Questão de Tempo (2013), que acaba de chegar ao catálogo da Netflix, se encaixa na instância central dessa categoria. Leva, ainda, a assinatura de Curtis, um dos expoentes do estilo inglês de fazer Cinema sofisticado e nem por isso menos popular.
Para os filmes que Curtis dirige e/ou roteiriza, preciso abrir um parágrafo em separado, porque são dele as obras mais conhecidas, algumas delas cultuadas como jovens clássicos. Além de roteirizar Quatro casamentos e um funeral, Curtis também escreveu os roteiros de Um lugar chamado Notting Hill (1999), os dois primeiros filmes da trilogia Bridget Jones (2001 e 2004) e Simplesmente amor (2003), este também dirigido por ele, assim como Questão de Tempo. Todos fazem sucesso no mundo inteiro.
Questão de tempo é de uma sabedoria singular
Questão de Tempo é garantia de 123 minutos de puro deleite. Seu roteiro é superior à grande maioria das outras obras. E algumas delas já são ótimas. Em termos de sofisticação temática, Questão de Tempo se iguala a Simplesmente amor. Traz à reflexão, disfarçada de humor leve e despretensioso, a complexidade das relações humanas e da vida. E isso é algo que muitos de nós adoramos testemunhar no Cinema.
Dessa forma, o fato de o protagonista Tim (Domhnall Gleesson), assim como os outros membros masculinos de sua família, ser capaz de viajar ao passado da própria história e depois retornar não ganha destaque em si. Porém, esse fato serve como alegoria sobre a possibilidade de, sob a ideia de voltar no tempo, aprendermos com erros e enganos. Serve também para refazermos não somente a vida, mas também nossa própria visão sobre ela e nós mesmos. E, da mesma forma como acontece na vida “real”, nem tudo pode ser re- ou desfeito. Escolhas duras às vezes precisam ser feitas, às vezes com consequências ruins, para que a vida possa seguir seu curso na direção da felicidade.
Assim, essa é a impressão superficial que temos acerca de Questão de Tempo. E é a que inicialmente conectamos ao privilégio de Tim e de seu pai (Bill Nighy) de se transportar ao passado. Essa ideia está presente também em outros filmes que tratam de temas semelhantes à viagem no tempo, como vidas passadas, loopings temporais e outros mitos do tipo. Portanto, Questão de Tempo não seria um filme especial se só tratasse disso. Também não seria especial por trazer aquele cálido torpor de prazer, aquele sorriso nos lábios que as comédias românticas britânicas são especialistas em provocar em nós.

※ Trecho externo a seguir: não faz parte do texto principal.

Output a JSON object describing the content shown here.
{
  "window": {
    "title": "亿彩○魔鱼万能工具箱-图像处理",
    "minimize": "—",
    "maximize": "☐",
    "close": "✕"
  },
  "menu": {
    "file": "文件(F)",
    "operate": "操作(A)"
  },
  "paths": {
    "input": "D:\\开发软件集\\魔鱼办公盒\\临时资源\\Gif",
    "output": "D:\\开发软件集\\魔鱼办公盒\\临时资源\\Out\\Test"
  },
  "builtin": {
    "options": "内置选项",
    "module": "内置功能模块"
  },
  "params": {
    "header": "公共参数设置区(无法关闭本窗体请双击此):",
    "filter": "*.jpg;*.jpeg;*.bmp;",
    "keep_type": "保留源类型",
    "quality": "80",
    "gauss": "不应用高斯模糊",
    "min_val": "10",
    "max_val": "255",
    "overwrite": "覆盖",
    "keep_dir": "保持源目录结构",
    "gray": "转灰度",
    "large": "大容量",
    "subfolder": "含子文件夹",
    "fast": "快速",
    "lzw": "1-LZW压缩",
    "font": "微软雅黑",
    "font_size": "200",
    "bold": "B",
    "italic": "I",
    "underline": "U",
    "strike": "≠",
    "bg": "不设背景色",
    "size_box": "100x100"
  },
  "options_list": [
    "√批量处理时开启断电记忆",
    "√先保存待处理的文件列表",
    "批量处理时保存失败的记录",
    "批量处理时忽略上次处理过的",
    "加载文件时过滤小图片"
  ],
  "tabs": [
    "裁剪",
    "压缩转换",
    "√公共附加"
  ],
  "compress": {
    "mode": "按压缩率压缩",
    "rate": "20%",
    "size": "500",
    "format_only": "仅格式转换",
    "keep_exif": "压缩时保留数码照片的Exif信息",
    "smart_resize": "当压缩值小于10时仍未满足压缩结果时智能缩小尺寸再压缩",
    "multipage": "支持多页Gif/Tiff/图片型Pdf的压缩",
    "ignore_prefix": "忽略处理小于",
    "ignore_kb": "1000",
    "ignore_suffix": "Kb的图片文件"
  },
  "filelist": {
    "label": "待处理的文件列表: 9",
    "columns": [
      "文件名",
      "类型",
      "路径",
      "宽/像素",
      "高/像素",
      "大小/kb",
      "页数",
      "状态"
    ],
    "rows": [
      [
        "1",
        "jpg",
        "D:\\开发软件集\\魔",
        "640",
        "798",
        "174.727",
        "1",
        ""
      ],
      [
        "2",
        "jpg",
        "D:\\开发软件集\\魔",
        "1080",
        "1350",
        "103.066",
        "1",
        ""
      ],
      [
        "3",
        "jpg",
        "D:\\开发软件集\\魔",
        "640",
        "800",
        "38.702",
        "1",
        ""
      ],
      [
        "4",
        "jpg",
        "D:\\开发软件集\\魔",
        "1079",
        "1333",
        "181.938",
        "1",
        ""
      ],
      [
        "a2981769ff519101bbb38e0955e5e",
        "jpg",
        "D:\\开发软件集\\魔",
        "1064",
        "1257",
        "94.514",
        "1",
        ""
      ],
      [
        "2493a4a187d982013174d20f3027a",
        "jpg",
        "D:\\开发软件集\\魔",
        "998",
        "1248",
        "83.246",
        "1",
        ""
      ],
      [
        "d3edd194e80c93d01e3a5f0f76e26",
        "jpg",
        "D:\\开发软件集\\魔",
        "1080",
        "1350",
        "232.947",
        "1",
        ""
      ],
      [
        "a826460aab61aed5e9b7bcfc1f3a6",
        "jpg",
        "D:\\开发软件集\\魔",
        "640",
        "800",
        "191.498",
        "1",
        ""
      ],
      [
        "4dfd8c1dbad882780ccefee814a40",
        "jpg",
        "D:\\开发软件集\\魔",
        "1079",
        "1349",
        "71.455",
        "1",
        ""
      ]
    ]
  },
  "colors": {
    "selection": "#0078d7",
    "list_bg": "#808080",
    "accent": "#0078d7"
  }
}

O elenco impecável de Questão de tempo
Quanto a esse pormenor, o filme satisfaz completamente as expectativas. O adequadamente irlandês e ruivo Domhnall Gleesson entrega com natural perfeição a encomenda que seleciona mais uma vez o tipo que tem Hugh Grant como melhor modelo. É a típica figura que não atende a expectativas estéticas de atração sexual, mas mesmo assim tem aquele irresistível charme sonhador e desajeitado – e sotaque britânico, claro. A canadense Rachel McAdams, hoje atriz de trabalhos densos, em 2013 ainda era vista apenas em papéis fofos, encarnado a moça bonita mas fora do padrão bombshell – este lugar já está ocupado por uma Margot Robbie em início de carreira.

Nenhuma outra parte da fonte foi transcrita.